Machine intelligence continues to gain traction in oncologic endocrinology for its potential to enable robust non-invasive diagnostics. However, for these technologies to take hold, both adherence to consensus reporting standards and evaluation criteria in AI image interpretation are required, which will enable meaningful cross-study comparisons. Although several of such AI guidelines have been established[137-139], a lack of harmonization impedes their widespread uptake. Another challenge will be facilitating the smooth movement of these technologies into the clinical setting so that physicians embrace their use. Clarity at the federal and institutional levels is urgently needed in terms of developing longitudinal performance auditing, medicolegal liability frameworks and guidance on reimbursements for clinical AI developers and medical institutions utilizing these technologies.

Another theme is how poor data availability continues to stymie the development of robust machine learning applications, particularly in rare endocrine cancers. Although access to medical imaging is improving through open data-sharing initiatives, we still note a relative paucity of endocrine cancer scans within these larger imaging databases. We encourage the creation of domain-specific imaging databases that can better enable AI for oncologic endocrinology purposes.
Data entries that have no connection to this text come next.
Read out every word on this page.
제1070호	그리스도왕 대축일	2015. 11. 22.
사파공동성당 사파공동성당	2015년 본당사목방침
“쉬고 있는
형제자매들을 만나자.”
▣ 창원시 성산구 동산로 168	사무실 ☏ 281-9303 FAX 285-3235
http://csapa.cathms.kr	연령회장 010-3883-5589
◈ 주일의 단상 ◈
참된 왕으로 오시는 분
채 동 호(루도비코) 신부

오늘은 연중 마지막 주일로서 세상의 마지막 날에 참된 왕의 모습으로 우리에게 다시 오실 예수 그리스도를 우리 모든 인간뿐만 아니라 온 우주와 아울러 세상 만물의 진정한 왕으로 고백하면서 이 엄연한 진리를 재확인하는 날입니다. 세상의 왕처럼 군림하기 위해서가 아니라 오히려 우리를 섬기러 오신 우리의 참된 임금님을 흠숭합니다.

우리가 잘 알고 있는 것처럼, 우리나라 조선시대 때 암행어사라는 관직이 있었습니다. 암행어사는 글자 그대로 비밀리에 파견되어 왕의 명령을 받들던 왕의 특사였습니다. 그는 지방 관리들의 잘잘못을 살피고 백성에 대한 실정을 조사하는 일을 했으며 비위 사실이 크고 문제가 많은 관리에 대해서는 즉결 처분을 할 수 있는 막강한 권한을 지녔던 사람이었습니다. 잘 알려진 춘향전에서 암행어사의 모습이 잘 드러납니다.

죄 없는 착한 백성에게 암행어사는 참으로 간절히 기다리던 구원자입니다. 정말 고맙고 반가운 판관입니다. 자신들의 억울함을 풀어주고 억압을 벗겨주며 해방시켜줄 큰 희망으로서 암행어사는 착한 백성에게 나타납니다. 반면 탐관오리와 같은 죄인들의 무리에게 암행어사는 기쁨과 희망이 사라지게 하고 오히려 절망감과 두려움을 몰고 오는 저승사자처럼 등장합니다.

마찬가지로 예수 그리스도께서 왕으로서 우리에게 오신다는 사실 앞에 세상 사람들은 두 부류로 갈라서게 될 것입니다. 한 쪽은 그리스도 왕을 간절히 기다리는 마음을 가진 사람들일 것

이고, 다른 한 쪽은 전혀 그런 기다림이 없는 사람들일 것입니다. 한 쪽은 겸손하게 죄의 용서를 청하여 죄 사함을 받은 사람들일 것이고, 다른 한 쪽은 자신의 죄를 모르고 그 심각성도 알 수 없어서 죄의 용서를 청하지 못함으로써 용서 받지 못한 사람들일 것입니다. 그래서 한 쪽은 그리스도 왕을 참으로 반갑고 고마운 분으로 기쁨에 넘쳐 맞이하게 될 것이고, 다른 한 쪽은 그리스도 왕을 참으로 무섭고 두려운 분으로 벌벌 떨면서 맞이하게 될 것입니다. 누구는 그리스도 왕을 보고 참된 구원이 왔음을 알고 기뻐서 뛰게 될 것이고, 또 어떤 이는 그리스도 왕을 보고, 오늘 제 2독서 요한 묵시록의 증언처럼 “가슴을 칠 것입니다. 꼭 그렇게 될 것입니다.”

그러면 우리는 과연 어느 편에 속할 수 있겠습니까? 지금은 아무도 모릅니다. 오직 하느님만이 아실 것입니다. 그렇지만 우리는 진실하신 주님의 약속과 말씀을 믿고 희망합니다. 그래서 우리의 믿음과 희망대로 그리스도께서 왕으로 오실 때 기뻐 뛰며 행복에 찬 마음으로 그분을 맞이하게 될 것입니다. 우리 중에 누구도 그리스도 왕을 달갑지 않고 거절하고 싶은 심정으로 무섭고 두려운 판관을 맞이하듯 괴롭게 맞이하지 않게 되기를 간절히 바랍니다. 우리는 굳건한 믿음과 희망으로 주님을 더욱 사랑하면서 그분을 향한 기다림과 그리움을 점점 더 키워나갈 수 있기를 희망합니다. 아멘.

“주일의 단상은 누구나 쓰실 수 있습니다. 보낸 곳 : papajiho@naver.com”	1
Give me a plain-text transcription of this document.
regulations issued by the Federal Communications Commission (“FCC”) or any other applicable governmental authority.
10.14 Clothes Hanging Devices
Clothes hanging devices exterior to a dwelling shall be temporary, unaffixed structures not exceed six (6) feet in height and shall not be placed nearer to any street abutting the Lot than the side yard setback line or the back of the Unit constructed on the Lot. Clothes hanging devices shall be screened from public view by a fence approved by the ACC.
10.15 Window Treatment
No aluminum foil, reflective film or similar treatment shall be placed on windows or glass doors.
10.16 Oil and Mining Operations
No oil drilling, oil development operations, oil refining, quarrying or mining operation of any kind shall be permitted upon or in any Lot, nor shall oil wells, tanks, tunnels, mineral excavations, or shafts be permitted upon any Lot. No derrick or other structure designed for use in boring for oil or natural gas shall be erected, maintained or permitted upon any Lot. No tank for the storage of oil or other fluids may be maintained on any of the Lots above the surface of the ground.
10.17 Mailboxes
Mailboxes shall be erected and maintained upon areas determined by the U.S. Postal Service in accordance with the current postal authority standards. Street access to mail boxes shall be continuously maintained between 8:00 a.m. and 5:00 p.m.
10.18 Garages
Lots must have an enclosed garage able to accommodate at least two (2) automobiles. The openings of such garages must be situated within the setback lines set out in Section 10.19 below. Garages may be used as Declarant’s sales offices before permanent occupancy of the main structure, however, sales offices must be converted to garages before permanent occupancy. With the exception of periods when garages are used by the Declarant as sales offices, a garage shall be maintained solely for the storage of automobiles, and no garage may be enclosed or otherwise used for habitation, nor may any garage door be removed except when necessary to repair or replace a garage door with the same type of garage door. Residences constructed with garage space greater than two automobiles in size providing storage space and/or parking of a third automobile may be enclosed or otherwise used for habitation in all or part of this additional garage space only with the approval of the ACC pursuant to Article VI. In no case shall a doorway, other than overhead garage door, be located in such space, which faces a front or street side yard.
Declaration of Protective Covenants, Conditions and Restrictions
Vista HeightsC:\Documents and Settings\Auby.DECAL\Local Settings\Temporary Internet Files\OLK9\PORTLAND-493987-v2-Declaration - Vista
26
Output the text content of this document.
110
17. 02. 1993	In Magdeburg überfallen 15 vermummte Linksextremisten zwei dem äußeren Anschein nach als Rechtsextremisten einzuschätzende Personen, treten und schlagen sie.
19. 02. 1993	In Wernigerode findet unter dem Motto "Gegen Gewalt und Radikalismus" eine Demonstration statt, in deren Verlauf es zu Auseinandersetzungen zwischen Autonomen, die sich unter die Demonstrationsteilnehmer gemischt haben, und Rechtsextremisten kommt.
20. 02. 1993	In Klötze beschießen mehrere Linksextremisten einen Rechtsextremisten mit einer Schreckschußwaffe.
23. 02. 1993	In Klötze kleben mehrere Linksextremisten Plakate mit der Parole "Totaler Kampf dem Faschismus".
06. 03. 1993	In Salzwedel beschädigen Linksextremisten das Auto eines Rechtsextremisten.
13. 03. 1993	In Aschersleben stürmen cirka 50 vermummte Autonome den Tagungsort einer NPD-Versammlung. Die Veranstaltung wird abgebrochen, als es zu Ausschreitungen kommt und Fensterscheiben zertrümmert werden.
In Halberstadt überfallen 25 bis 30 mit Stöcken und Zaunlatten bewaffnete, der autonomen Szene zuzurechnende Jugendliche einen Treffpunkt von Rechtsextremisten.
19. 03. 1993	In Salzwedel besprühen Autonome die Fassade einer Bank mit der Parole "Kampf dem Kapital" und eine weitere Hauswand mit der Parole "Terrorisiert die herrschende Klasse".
Collaborative learning strategies might also centre the foray given their potential to circumvent data access issues without transferring personal health information. Future work on distributed computing paradigms also need to consider how to best manage potential cyber risks and data as the potential surface area vulnerable for cyberattack increases with the increasing number of participants. Digital health could also enable future breakthroughs such as via correlation of radiomics findings with wearables or digital health application data[168]. Finally, the advent of smartphone imaging viewing platforms and automated workflows will bring the field closer to smooth, real-time analytics that can enable robust partnerships among endocrinologists, radiologists and AI.